I am very sorry for not updating the ‘Hanging in the Patch’ series sooner! My vegetable patch has been booming over the last few weeks! The season started off very slow and a lot vegetables were not forming or ripening due to the cold weather we were experiencing in December and early January. But with summer almost over the weather has been more consistent in temperature, allowing all those green tomatoes to finally ripen to a rich red.
This year I have noticed my plum trees have been fruiting profusely! This is their second year producing fruit since I planted them back in 2013. I originally bought these trees in the bare root season as sticks. Over the last two years I have been shaping them to allow for a healthy branching network, which seems to have paid off this year. I have picked kilos upon kilos of fruit. I must admit they do not get fertilised throughout the year. They are planted in the chicken coop where they are exposed to full day sun. The soil is very heavy clay so it is rich in nutrients but it seems the chickens have been providing enough manure to keep these trees happy.
Throughout the summer season I have been making an effort to fertilise the vegetable patch each week. Due to the inconstant weather I have noticed a lot of my vegetables have been hungrier compared to previous years. This season I have been using two different fertilisers, which I have been rotating from one to the other each week. I have also noticed fast results with both products. Powerfeed and Aquasol are both soluble fertilisers, which allows the plant’s roots to absorb and access the nutrients faster compared to pallets or granular fertilisers.

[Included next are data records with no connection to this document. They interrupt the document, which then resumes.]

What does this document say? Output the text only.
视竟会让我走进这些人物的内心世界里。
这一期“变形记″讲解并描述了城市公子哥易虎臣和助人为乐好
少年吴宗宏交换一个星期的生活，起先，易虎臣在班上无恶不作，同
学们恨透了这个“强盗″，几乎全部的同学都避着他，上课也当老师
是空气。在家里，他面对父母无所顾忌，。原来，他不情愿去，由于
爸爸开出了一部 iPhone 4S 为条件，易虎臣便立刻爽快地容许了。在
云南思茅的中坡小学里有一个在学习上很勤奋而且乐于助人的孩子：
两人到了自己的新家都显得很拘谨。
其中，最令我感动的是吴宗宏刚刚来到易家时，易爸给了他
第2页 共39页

A double apple? I Found this funky apple (or apples) growing on my 10 year old apple tree. It is always fascinating when you stumble upon a fruit or vegetable that has merged with another.
This was the result of my time spent out in the veggie patch this evening. This is my first big harvest of all my tomatoes that I have been growing. I also managed to harvest a few zucchinis, cucumbers, passionfruit, apples and pears that were ready for picking.